Native plants are generally less problematic than non-native species, because they're accustomed to Florida’s growing conditions. Buttonwood (Conocarpus erectus), also known as silver buttonwood, grows in central and south Florida, reaching heights of up to 50 feet. The foliage varies from silver to green, with white/cream flowers produced throughout spring, followed by reddish fruits. Plants are salt-, drought- and wind-tolerant and make good hedges.
Firebush (Hamelia patens) grows in central and south Florida. Plants reach up to 20 feet tall and produce orange/red, tubular flowers year-round, attracting butterflies and hummingbirds.
Wild coffee (Psychotria nervosa) grows in central and southern Florida to a height of 4 to 10 feet. The plant produces small, white springtime flowers followed by reddish/purple fruits that attract butterflies and feed various wildlife species.
Florida gardeners add various shrubs to their gardens for their blooms. Selections like hibiscus (Hibiscus spp.) make good hedges and specimen plants, as well as give a display of year-round blooms. Found statewide, native species as well as hybrids reach heights of up to 15 feet with a high salt tolerance. Blooms come in a vast array of colors, depending on the cultivar, and attract butterflies.
Camellia (Camellia japonica) grows well in north and central Florida and is trainable as a shrub or small tree, growing up to 20 feet in height. Plants have a low salt tolerance and the wide variety of cultivars produce many different colored blooms in springtime.
Princess flower (Tibouchina urvilleana) grows best in the central and southern regions and has a low tolerance to salt. Plants are trainable as trees; they can reach 15 feet in height. Striking purple flowers fill the tree year-round.
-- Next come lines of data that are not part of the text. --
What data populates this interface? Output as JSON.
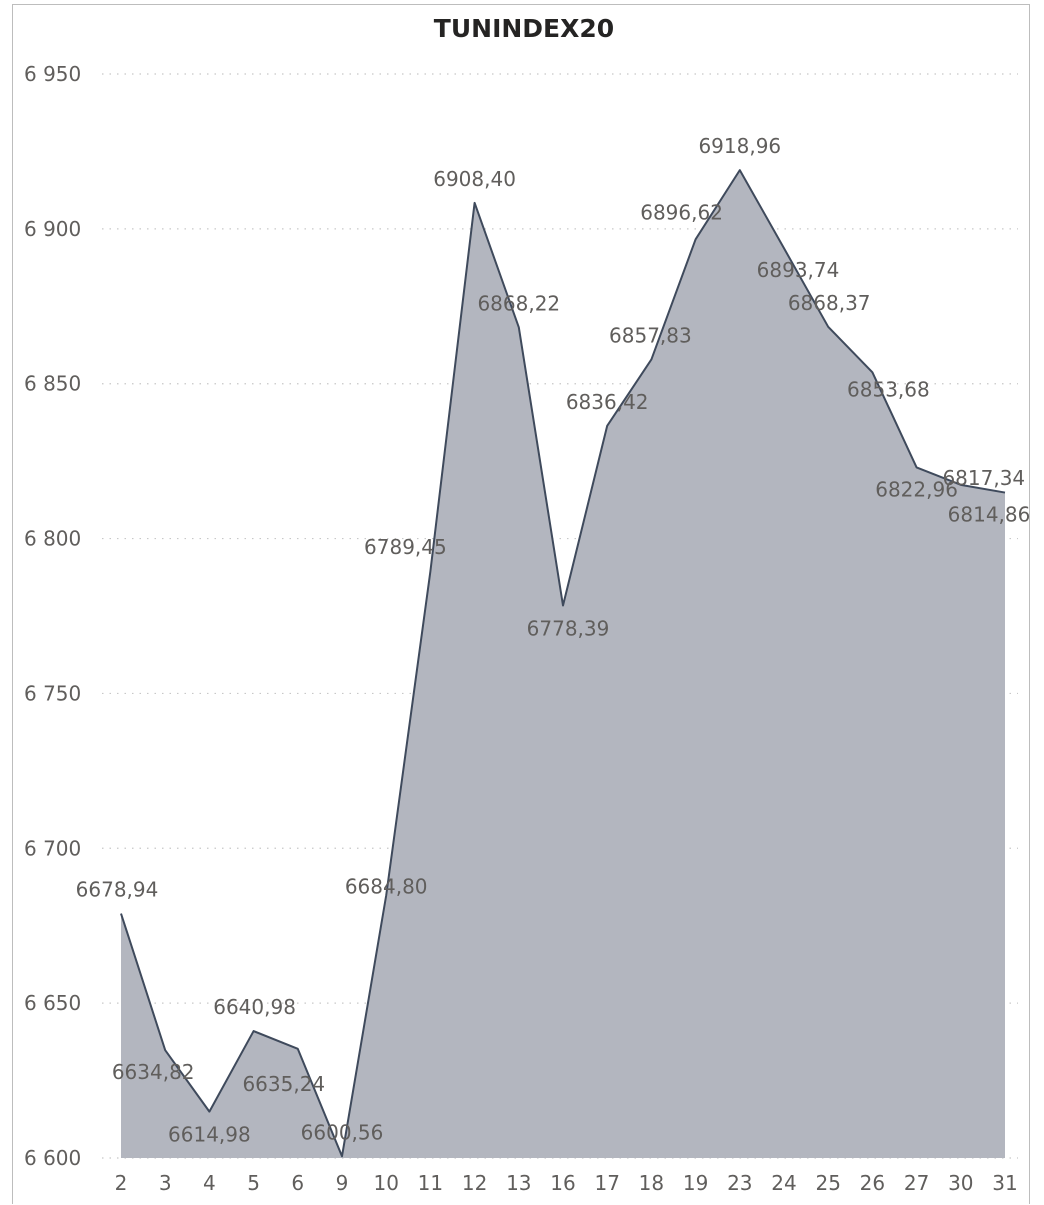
{
  "chart_data": {
    "type": "area",
    "title": "TUNINDEX20",
    "xlabel": "",
    "ylabel": "",
    "ylim": [
      6600,
      6950
    ],
    "yticks": [
      6600,
      6650,
      6700,
      6750,
      6800,
      6850,
      6900,
      6950
    ],
    "ytick_labels": [
      "6 600",
      "6 650",
      "6 700",
      "6 750",
      "6 800",
      "6 850",
      "6 900",
      "6 950"
    ],
    "grid": true,
    "colors": {
      "fill": "#b3b6bf",
      "line": "#3f4a5c"
    },
    "categories": [
      "2",
      "3",
      "4",
      "5",
      "6",
      "9",
      "10",
      "11",
      "12",
      "13",
      "16",
      "17",
      "18",
      "19",
      "23",
      "24",
      "25",
      "26",
      "27",
      "30",
      "31"
    ],
    "values": [
      6678.94,
      6634.82,
      6614.98,
      6640.98,
      6635.24,
      6600.56,
      6684.8,
      6789.45,
      6908.4,
      6868.22,
      6778.39,
      6836.42,
      6857.83,
      6896.62,
      6918.96,
      6893.74,
      6868.37,
      6853.68,
      6822.96,
      6817.34,
      6814.86
    ],
    "data_labels": [
      "6678,94",
      "6634,82",
      "6614,98",
      "6640,98",
      "6635,24",
      "6600,56",
      "6684,80",
      "6789,45",
      "6908,40",
      "6868,22",
      "6778,39",
      "6836,42",
      "6857,83",
      "6896,62",
      "6918,96",
      "6893,74",
      "6868,37",
      "6853,68",
      "6822,96",
      "6817,34",
      "6814,86"
    ]
  }
}
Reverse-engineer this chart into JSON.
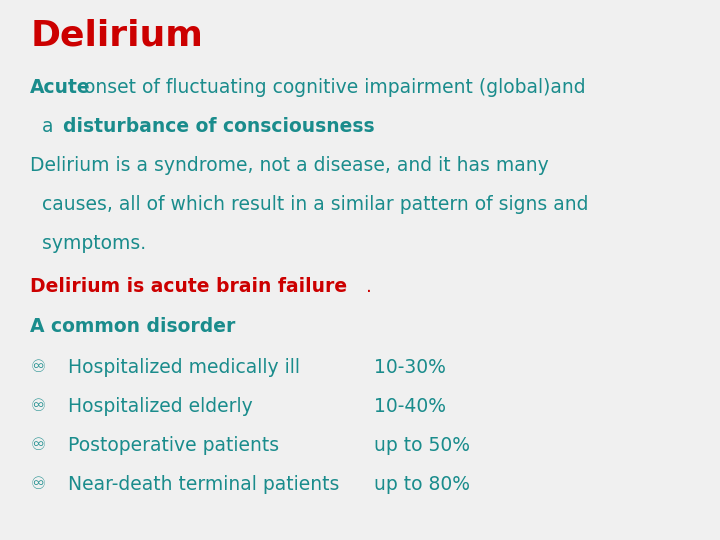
{
  "title": "Delirium",
  "title_color": "#CC0000",
  "title_fontsize": 26,
  "teal_color": "#1a8c8c",
  "red_color": "#CC0000",
  "bg_color": "#f0f0f0",
  "body_fontsize": 13.5,
  "figsize": [
    7.2,
    5.4
  ],
  "dpi": 100
}
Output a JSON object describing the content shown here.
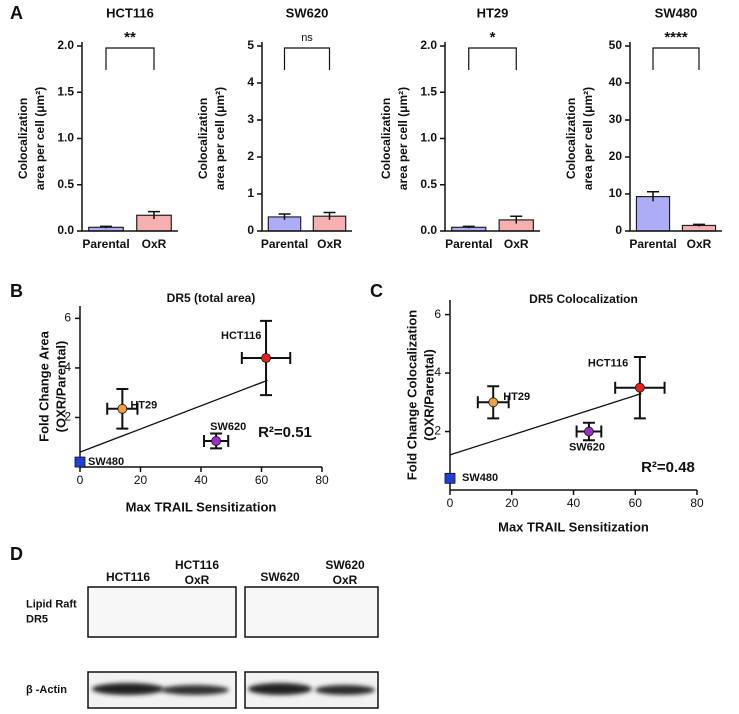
{
  "panels": [
    "A",
    "B",
    "C",
    "D"
  ],
  "chart_data": [
    {
      "type": "bar",
      "title": "HCT116",
      "ylabel": [
        "Colocalization",
        "area per cell (μm²)"
      ],
      "categories": [
        "Parental",
        "OxR"
      ],
      "values": [
        0.04,
        0.17
      ],
      "errors": [
        0.01,
        0.04
      ],
      "colors": [
        "#7676f2",
        "#f27a7a"
      ],
      "ylim": [
        0,
        2
      ],
      "yticks": [
        {
          "value": 0,
          "label": "0.0"
        },
        0.5,
        {
          "value": 1,
          "label": "1.0"
        },
        1.5,
        {
          "value": 2,
          "label": "2.0"
        }
      ],
      "significance": "**"
    },
    {
      "type": "bar",
      "title": "SW620",
      "ylabel": [
        "Colocalization",
        "area per cell (μm²)"
      ],
      "categories": [
        "Parental",
        "OxR"
      ],
      "values": [
        0.38,
        0.4
      ],
      "errors": [
        0.08,
        0.1
      ],
      "colors": [
        "#7676f2",
        "#f27a7a"
      ],
      "ylim": [
        0,
        5
      ],
      "yticks": [
        0,
        1,
        2,
        3,
        4,
        5
      ],
      "significance": "ns"
    },
    {
      "type": "bar",
      "title": "HT29",
      "ylabel": [
        "Colocalization",
        "area per cell (μm²)"
      ],
      "categories": [
        "Parental",
        "OxR"
      ],
      "values": [
        0.04,
        0.12
      ],
      "errors": [
        0.01,
        0.04
      ],
      "colors": [
        "#7676f2",
        "#f27a7a"
      ],
      "ylim": [
        0,
        2
      ],
      "yticks": [
        {
          "value": 0,
          "label": "0.0"
        },
        0.5,
        {
          "value": 1,
          "label": "1.0"
        },
        1.5,
        {
          "value": 2,
          "label": "2.0"
        }
      ],
      "significance": "*"
    },
    {
      "type": "bar",
      "title": "SW480",
      "ylabel": [
        "Colocalization",
        "area per cell (μm²)"
      ],
      "categories": [
        "Parental",
        "OxR"
      ],
      "values": [
        9.3,
        1.5
      ],
      "errors": [
        1.3,
        0.3
      ],
      "colors": [
        "#7676f2",
        "#f27a7a"
      ],
      "ylim": [
        0,
        50
      ],
      "yticks": [
        0,
        10,
        20,
        30,
        40,
        50
      ],
      "significance": "****"
    },
    {
      "type": "scatter",
      "title": "DR5 (total area)",
      "xlabel": "Max TRAIL Sensitization",
      "ylabel": [
        "Fold Change Area",
        "(OXR/Parental)"
      ],
      "xlim": [
        0,
        80
      ],
      "xticks": [
        0,
        20,
        40,
        60,
        80
      ],
      "ylim": [
        0,
        6.5
      ],
      "yticks": [
        2,
        4,
        6
      ],
      "points": [
        {
          "label": "HCT116",
          "x": 61.5,
          "y": 4.4,
          "xerr": 8,
          "yerr": 1.5,
          "color": "#e8201c",
          "marker": "circle"
        },
        {
          "label": "HT29",
          "x": 14,
          "y": 2.35,
          "xerr": 5,
          "yerr": 0.8,
          "color": "#f0a040",
          "marker": "circle"
        },
        {
          "label": "SW620",
          "x": 45,
          "y": 1.05,
          "xerr": 4,
          "yerr": 0.3,
          "color": "#9b2fc9",
          "marker": "circle"
        },
        {
          "label": "SW480",
          "x": 0,
          "y": 0.2,
          "color": "#1f3fd6",
          "marker": "square"
        }
      ],
      "fit": {
        "x": [
          0,
          62
        ],
        "y": [
          0.6,
          3.5
        ]
      },
      "annotation": "R²=0.51"
    },
    {
      "type": "scatter",
      "title": "DR5 Colocalization",
      "xlabel": "Max TRAIL Sensitization",
      "ylabel": [
        "Fold Change Colocalization",
        "(OXR/Parental)"
      ],
      "xlim": [
        0,
        80
      ],
      "xticks": [
        0,
        20,
        40,
        60,
        80
      ],
      "ylim": [
        0,
        6.5
      ],
      "yticks": [
        2,
        4,
        6
      ],
      "points": [
        {
          "label": "HCT116",
          "x": 61.5,
          "y": 3.5,
          "xerr": 8,
          "yerr": 1.05,
          "color": "#e8201c",
          "marker": "circle"
        },
        {
          "label": "HT29",
          "x": 14,
          "y": 3.0,
          "xerr": 5,
          "yerr": 0.55,
          "color": "#f0a040",
          "marker": "circle"
        },
        {
          "label": "SW620",
          "x": 45,
          "y": 2.0,
          "xerr": 4,
          "yerr": 0.3,
          "color": "#9b2fc9",
          "marker": "circle"
        },
        {
          "label": "SW480",
          "x": 0,
          "y": 0.4,
          "color": "#1f3fd6",
          "marker": "square"
        }
      ],
      "fit": {
        "x": [
          0,
          62
        ],
        "y": [
          1.2,
          3.3
        ]
      },
      "annotation": "R²=0.48"
    }
  ],
  "blot": {
    "lanes": [
      [
        "HCT116"
      ],
      [
        "HCT116",
        "OxR"
      ],
      [
        "SW620"
      ],
      [
        "SW620",
        "OxR"
      ]
    ],
    "rows": [
      [
        "Lipid Raft",
        "DR5"
      ],
      [
        "β -Actin"
      ]
    ]
  }
}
Many non-native shrubs grow well in Florida’s climate and make good specimen or hedging plants. Awabuki viburnum (Viburnum odoratissimum var. awabuki) make a good screening plant, growing to 20 feet high. Plants have a high drought and salt tolerance and produce clusters of small, white flowers starting in springtime.
Indian hawthorn (Raphiolepsis indica) grows best in central and north Florida and has a high salt tolerance and medium drought tolerance. Various cultivars produce white or pink flowers year-round. Various species of wildlife eat the dark fruits. Plants grow 2 to 10 feet tall, with a spread of up to 6 feet.
Selloum (Philodendron selloum) is one of the species of philodendron that grows well throughout Florida. Large, glossy, tropical-looking leaves are born on plants that can reach up to 12 feet high with a spread of 15 feet. Plants produce green flowers year-round and have a high tolerance to drought and salt.